Folha de S. Paulo


Respostas sem berros

As melhores perguntas do momento só podem ter, na hipótese mais otimista, respostas que se limitem a tendências, ainda assim, vagas e fugidias. O que não falta, em comentaristas e no noticiário, são respostas com a pretensão de conhecimento ou de previsões bem refletidas. Especulações e chutes, nada mais. A reviravolta dada por Dilma Rousseff foi tão inesperada e tão extremada que nem a mínima informação segura está disponível na praça. Ou melhor, como convém dizer agora, no mercado.

A pergunta mais repetida: Joaquim Levy terá autonomia ou vai se chocar com as imposições agressivas de Dilma?

Certa vez, ouvi de Mario Henrique Simonsen que suas intenções, quando ministro da Fazenda, com frequência encontravam a divergência do "presidente" Geisel, dado a transformar conversa em discussão. Aos berros. Ia assim a coisa quando, certo dia, Simonsen levantou-se de repente e tomou o rumo da porta. Geisel não entendeu:

"O que é isso? Onde é que você vai?"

"Vou embora. Não posso conversar com o senhor aos berros."

E Geisel, ainda aos berros: "Pois então berra também. Senta aí e berra!"

Em sua passagem pelo Tesouro, Joaquim Levy esteve sempre predisposto a opor-se a gastos desejados por Lula como política social. Aumento real do salário mínimo, por exemplo. Lula é dado a má-criação, mas Levy, ao que consta, defendeu suas posições com todo o comedimento. Era um novato. Hoje tem credenciais, e está elevado a salvador do universo.

Lula não era de dizer "eu quero assim", "quem preside sou eu", expressões que nos últimos anos, diz-se, não foram raras no Planalto. Perguntado, na apresentação preparada para não ter perguntas, Joaquim Levy fez uma afirmação enviesada de que, sim, terá autonomia. Era a resposta obrigatória.

Outra das perguntas: o "ajuste" de Levy não se fará sem mudar os rumos sociais do governo, e como o PT agirá diante disso?

O PT foi um partido de ideia. Resta pouco daquele partido e quase nada da ideia. O governo Lula igualou a conduta partidária dos petistas à dos demais partidos grandes. No governo Dilma, o PT ficou imperceptível, murchou mesmo. O partido do governo foi o PMDB, que se impôs como tal. Não para servir. Para se servir.

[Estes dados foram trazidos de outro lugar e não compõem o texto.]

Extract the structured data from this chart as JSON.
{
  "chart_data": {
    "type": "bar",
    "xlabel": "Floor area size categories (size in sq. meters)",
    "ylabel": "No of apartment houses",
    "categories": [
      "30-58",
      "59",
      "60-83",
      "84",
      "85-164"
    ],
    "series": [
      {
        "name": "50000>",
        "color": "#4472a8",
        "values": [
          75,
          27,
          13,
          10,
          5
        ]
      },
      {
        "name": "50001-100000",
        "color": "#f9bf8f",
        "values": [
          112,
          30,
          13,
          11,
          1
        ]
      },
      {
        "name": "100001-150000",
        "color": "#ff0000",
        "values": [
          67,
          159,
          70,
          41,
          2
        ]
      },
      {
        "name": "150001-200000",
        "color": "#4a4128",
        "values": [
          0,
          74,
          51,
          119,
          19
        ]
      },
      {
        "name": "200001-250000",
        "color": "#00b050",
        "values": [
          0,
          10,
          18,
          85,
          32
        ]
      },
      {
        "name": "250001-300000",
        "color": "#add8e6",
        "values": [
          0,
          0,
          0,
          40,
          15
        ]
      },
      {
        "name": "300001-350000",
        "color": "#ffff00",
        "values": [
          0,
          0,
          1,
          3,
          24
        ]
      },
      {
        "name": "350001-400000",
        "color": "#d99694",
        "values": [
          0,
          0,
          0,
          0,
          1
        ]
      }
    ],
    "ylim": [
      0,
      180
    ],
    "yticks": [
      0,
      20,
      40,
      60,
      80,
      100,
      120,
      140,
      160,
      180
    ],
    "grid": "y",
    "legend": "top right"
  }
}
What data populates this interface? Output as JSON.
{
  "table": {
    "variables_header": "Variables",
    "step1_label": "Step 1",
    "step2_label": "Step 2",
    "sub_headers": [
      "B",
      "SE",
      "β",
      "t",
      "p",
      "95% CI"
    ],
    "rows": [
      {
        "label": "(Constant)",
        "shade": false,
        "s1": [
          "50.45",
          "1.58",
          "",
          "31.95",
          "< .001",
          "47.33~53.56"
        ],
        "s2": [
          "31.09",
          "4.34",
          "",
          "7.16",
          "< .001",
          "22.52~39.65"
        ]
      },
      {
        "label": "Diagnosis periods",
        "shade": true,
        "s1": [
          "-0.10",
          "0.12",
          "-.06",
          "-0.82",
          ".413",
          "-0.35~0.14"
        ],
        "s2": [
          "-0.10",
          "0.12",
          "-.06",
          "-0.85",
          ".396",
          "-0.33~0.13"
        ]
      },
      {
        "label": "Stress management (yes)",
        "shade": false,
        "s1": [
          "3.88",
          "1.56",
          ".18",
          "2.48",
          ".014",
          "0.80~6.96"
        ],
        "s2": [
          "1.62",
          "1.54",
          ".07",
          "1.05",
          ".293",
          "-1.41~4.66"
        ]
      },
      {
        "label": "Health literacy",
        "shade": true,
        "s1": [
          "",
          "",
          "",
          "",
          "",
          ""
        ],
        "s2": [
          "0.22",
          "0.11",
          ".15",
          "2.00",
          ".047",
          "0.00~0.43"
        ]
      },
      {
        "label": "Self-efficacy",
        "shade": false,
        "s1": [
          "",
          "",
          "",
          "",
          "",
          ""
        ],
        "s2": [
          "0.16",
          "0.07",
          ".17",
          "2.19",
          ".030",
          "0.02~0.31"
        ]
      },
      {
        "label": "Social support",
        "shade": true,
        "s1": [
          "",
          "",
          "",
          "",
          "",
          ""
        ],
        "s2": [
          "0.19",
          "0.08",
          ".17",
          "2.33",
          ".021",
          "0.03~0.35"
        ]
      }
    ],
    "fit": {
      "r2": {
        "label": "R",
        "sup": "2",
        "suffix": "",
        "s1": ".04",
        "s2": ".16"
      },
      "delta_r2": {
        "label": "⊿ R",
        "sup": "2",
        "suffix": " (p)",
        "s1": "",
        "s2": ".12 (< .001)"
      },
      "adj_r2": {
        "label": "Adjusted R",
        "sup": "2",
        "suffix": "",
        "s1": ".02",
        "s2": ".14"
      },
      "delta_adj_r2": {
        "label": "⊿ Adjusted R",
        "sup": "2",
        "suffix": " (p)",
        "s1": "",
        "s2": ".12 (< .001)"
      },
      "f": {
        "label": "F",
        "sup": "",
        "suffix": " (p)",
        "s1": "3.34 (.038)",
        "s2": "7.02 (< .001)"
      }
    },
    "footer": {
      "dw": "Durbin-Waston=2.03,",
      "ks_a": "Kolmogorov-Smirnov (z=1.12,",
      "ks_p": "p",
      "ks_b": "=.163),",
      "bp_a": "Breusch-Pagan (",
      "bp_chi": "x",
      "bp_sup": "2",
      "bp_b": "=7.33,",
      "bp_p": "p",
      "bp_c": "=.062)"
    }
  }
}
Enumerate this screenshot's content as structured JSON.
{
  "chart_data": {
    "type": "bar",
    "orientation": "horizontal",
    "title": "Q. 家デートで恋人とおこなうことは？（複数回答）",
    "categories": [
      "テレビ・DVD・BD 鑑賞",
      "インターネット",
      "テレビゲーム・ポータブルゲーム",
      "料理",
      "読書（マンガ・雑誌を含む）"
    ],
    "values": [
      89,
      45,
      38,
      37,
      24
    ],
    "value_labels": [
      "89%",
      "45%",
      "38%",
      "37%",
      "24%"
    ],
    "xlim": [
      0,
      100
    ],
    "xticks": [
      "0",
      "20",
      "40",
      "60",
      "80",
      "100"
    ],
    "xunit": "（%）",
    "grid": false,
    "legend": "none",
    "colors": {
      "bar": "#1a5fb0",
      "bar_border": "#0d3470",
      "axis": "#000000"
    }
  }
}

São numerosos os focos de indignação com Dilma/Levy. Mas, para o caso de inconformar-se, o PT precisaria refazer sua capacidade de se mobilizar, o que não conseguiu nem para as eleições estadual e presidencial no que era o centro gerador de sua vitalidade, São Paulo. Sem reativar-se, a expressão partidária fica com os parlamentares, que, também reduzidos a políticos convencionais, tendem a jogar por conveniências que ainda não estão claras, entre a acomodação com algum proveito e o medo de desagradar demais o respectivo eleitorado. Mas há também a percepção, embora muito minoritária, de que o partido esboroa e precisa despertar. A tendência predominante, nesse conjunto de hipóteses, não se mostrou ainda.

Mais uma boa pergunta, com elaboração acrescida: os derrotados das três últimas eleições querem retomar o Poder, e a política de Joaquim Levy vai capitalizá-los; e Dilma e o PT, poderão mesmo repetir o primeiro mandato de Lula, cedendo no começo para fazer a festa nos dois anos finais?

O governo Lula foi cercado por conjuntura internacional bastante positiva, estando o seu mérito em aproveitá-la (com Guido Mantega). Hoje, até a fortíssima Alemanha cresce o mesmo 0,1% que o Brasil, com a diferença apenas de que a imprensa de lá não faz disso um escândalo com fins políticos. A recessão abala o Japão, a China está com seu crescimento diminuído. O futuro próximo é incerto.

Além disso, a oposição é comodista e está sem liderança de fato. E o PT acredita que, com ou sem presente de Joaquim Levy para os anos finais de Dilma, Lulalá decide 2018. Mas aí já é a religião lulista, e aprendi que religião não se discute.